Il est constant que le domaine public routier s’entend au sens large, y compris pour une zone piétonne ou un parking, telle la surface objet de la procédure.
A ce titre, seul l’ordre judiciaire était compétent en application de l’article 834 du code de procédure civile pour traiter de la demande d’expulsion sollicitée.
Ce moyen inopérant est lui aussi écarté.
* Sur la demande d’expertise présentée
Il ressort des dispositions de l’article 146 du code de procédure civile qu'« Une mesure d’instruction ne peut être ordonnée sur un fait que si la partie qui l’allègue ne dispose pas d’éléments suffisants pour le prouver.
En aucun cas une mesure d’instruction ne peut être ordonnée en vue de suppléer la carence de la partie dans l’administration de la preuve ».
De plus, la demande d’expertise présentée a déjà été rejetée pour incompétence par la chambre civile de la cour d’appel de Bastia dans l’arrêt susmentionné du 26 mai 2021, seul le juge administratif ayant compétence pour délimiter les deux fonds, démarche que, depuis pratiquement cinq ans, M. [H] [W] n’a pas engagé aux fins de bornage de sa parcelle.
Il convient de rejeter cette demande et de confirmer l’ordonnance querellée et toutes ses dispositions.
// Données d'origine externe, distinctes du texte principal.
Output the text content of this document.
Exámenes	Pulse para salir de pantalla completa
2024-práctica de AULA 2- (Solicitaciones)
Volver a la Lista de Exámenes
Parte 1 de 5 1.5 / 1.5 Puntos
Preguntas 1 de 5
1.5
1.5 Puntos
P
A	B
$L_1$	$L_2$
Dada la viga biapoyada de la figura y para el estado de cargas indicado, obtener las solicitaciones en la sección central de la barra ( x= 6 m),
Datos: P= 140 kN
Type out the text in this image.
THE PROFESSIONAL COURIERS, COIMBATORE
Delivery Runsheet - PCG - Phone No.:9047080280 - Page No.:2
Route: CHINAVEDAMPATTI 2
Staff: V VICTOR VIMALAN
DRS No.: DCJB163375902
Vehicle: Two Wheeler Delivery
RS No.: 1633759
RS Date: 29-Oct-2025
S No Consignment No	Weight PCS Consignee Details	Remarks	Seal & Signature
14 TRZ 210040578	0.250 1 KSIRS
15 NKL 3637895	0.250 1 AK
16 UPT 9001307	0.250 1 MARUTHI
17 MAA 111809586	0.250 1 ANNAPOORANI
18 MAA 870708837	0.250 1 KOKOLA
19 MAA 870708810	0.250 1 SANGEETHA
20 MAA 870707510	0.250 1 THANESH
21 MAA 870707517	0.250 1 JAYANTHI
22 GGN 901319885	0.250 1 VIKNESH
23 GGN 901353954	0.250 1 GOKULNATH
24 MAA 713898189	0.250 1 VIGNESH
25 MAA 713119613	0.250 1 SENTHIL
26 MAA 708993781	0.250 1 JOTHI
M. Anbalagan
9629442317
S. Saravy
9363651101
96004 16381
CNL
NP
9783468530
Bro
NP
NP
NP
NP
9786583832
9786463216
* Sur les dispositions de l’article 700 du code de procédure civile
S’il est équitable de laisser à la charge des appelants les frais irrépétibles qu’ils ont engagés, il n’en va pas de même pour l’intimée ; en conséquence, s’il convient de débouter M. [H] [W] et la S.A.R.L. Cabanon bleu de leur demande fondée sur les dispositions de l’article 700 du code de procédure civile, il convient, à ce titre, d’allouer une somme de 3 489,20 euros à ce titre, incluant en application de l’article 695 du code de procédure civile le coût du constat de commissaire de justice qui n’est pas un dépens.
PAR CES MOTIFS
La cour,
Confirme l’ordonnance entreprise en toutes ses dispositions,
Y ajoutant,
Déboute M. [H] [W] et la S.A.R.L. Cabanon bleu de l’ensemble de leurs demandes, en ce compris la demande d’expertise judiciaire et celle présentée au titre des frais irrépétibles,
Condamne in solidum M. [H] [W] et la S.A.R.L. Cabanon bleu au paiement des entiers dépens,
Condamne in solidum M. [H] [W] et la S.A.R.L. Cabanon bleu au paiement de la somme de 3 489,20 euros au titre des dispositions de l’article 700 du code de procédure civile.